• Replaced RP-1 with liquid methane (CH₄) in the first stage while maintaining Falcon 9’s chamber pressure, nozzle area ratio (ε = 16), and equivalence ratio (Φ = 0.8).

• Used NASA CEA to simulate nozzle flow properties (pressure, temperature, Mach number, and velocity), as functions of area ratio and altitude.

• Calculated thrust and specific impulse (Isp) variations from sea-level ignition to Mach 10 stage separation (~75 km).

• Computed propellant mass flow rates, tank volumes, and turbopump power requirements for both stages.

• Simulated both CH₄- and RP-1-based configurations to evaluate design tradeoffs in mass ratio, power consumption, and tank sizing.

• Achieved a lower overall mass ratio: 22.98 (CH₄ design) vs. 25.75 (original Falcon 9 configuration).

• Modeled nozzle flow behavior using NASA CEA and ATMOS data across design altitudes

• Analyzed specific impulse (Isp) trends to inform trajectory-averaged performance metrics

• Calculated turbopump power requirements based on chamber pressure, fluid densities, and mass flow rates

• Iteratively balanced tradeoffs between Isp gains and tank volume increases to optimize first-stage performance

This project involved extensive performance modeling, including calculations for thrust, specific impulse (Isp), turbopump power, and propellant tank sizing. Key parameters such as chamber pressure (Pc), area ratio (ε), equivalence ratio (Φ), fuel/oxidizer mass breakdowns, and stage mass ratios are summarized in the final design configuration.

• First-Stage Isp: 310.4 s

• Second-Stage Isp: 359.2 s
  
  

• Final Mass Ratio: 22.98

• Baseline Mass Ratio: 25.75
  
  

• Thrust: 7,599 kN

• Chamber Pressure (Pc): 95.73 atm

• Nozzle Area Ratio (ε): 16 (Stage 1), 165 (Stage 2)

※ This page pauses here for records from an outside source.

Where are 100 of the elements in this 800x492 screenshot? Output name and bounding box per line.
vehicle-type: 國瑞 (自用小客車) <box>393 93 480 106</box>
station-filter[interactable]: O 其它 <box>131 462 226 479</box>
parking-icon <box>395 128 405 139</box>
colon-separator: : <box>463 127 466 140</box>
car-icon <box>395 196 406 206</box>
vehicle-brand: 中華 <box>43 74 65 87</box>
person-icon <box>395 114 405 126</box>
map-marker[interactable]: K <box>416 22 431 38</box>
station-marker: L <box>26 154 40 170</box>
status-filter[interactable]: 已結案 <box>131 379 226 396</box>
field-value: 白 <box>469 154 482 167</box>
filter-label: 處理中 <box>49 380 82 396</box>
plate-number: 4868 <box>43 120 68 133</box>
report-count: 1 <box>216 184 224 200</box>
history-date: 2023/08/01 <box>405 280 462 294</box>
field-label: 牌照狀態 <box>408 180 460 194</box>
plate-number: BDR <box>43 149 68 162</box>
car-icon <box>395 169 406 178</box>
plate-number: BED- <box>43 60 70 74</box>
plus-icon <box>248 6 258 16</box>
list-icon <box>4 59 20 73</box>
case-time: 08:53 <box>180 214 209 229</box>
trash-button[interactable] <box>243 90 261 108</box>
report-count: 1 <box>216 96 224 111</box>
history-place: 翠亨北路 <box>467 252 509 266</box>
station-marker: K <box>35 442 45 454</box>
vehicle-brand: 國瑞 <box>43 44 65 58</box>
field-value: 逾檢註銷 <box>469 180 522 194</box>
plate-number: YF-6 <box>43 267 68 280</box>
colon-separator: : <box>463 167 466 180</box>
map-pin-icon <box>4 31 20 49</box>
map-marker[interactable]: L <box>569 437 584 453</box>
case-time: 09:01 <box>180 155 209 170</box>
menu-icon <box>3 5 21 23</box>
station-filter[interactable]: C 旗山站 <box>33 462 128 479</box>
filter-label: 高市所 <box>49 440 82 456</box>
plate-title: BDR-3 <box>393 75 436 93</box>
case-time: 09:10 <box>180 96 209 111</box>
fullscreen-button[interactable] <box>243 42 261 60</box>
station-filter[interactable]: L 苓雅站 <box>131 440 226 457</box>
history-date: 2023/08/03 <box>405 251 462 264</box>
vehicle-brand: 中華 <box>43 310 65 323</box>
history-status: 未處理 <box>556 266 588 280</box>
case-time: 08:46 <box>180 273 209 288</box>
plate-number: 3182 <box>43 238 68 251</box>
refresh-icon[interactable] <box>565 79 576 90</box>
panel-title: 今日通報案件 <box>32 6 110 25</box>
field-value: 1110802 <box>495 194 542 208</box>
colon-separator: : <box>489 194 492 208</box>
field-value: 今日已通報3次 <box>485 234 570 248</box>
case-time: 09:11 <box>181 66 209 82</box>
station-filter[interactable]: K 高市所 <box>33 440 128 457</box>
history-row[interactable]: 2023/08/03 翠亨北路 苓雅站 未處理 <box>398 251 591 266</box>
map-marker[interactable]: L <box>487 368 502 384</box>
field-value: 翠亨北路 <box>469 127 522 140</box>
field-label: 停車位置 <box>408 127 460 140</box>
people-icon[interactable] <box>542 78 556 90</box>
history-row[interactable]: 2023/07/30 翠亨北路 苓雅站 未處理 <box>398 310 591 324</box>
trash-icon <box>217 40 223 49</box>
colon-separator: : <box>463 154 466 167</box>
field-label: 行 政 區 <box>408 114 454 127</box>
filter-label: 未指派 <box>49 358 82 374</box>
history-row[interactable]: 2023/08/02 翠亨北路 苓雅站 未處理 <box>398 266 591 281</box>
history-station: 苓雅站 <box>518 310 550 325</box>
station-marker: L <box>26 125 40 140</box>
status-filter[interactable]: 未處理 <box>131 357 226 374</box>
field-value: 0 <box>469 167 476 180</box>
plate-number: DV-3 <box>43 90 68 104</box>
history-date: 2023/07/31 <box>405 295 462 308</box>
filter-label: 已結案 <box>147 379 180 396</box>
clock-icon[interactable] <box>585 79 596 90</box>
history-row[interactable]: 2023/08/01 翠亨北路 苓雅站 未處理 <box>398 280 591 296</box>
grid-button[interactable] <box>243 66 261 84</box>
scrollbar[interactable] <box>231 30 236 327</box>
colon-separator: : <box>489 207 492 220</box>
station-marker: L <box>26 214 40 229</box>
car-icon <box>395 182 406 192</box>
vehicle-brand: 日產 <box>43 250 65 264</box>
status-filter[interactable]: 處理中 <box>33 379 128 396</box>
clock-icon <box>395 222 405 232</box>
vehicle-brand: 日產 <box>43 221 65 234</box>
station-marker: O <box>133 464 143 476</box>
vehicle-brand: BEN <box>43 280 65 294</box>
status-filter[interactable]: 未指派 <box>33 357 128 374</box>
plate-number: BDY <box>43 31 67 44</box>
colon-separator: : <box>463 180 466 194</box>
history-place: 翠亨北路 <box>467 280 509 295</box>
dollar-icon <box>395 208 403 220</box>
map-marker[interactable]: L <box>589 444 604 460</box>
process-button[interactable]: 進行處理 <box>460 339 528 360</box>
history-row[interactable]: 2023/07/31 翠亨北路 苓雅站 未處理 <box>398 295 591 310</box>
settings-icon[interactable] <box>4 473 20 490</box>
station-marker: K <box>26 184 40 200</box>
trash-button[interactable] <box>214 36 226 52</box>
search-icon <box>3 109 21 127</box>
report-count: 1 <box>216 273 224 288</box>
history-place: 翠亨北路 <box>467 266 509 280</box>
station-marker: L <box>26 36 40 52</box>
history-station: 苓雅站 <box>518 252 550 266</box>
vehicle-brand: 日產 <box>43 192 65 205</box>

• Equivalence Ratio (Φ): 0.8

*Detailed values are available in the submitted Excel design spreadsheet. A PDF snapshot is available upon request.*

• Rebalancing engine performance, mass ratio, and thrust requirements required multiple design iterations

• Adjusted design point altitude, oxidizer-to-fuel ratios, and tank volume estimates to optimize tradeoffs

• Navigated complexity between CEA output assumptions and real-world physical design constraints

• Managed tradeoffs between specific impulse (Isp) gains and increased first-stage tank size and pump power

• Achieved a reduced overall mass ratio of 22.98, improving upon the Falcon 9 baseline of 25.75

• Increased specific impulse (Isp) for both stages, while managing tradeoffs in tank volume and turbopump power

• Demonstrated ability to iteratively optimize performance metrics through simulation, modeling, and engineering judgment

• Individual contributions included: baseline system analysis, CEA nozzle modeling, configuration summary, pump power/tank sizing, and report delivery

NASA CEA · Rocket Propulsion System Design · Nozzle Flow Simulation · Mass Ratio Optimization · Tank & Turbopump Sizing · Specific impulse (Isp) Trade Studies · MATLAB Modeling · Excel Engineering Tools · Technical Reporting & Communication

This project deepened my understanding of propulsion system design by challenging me to evaluate tradeoffs in stage performance, subsystem sizing, and propellant selection. Iterating between design parameters and output metrics strengthened my intuition for how rocket stages respond to changing conditions. Working with NASA CEA introduced me to industry-standard analysis tools and boosted my confidence in interpreting performance data, thermodynamic cycles, and system-level modeling of launch vehicles.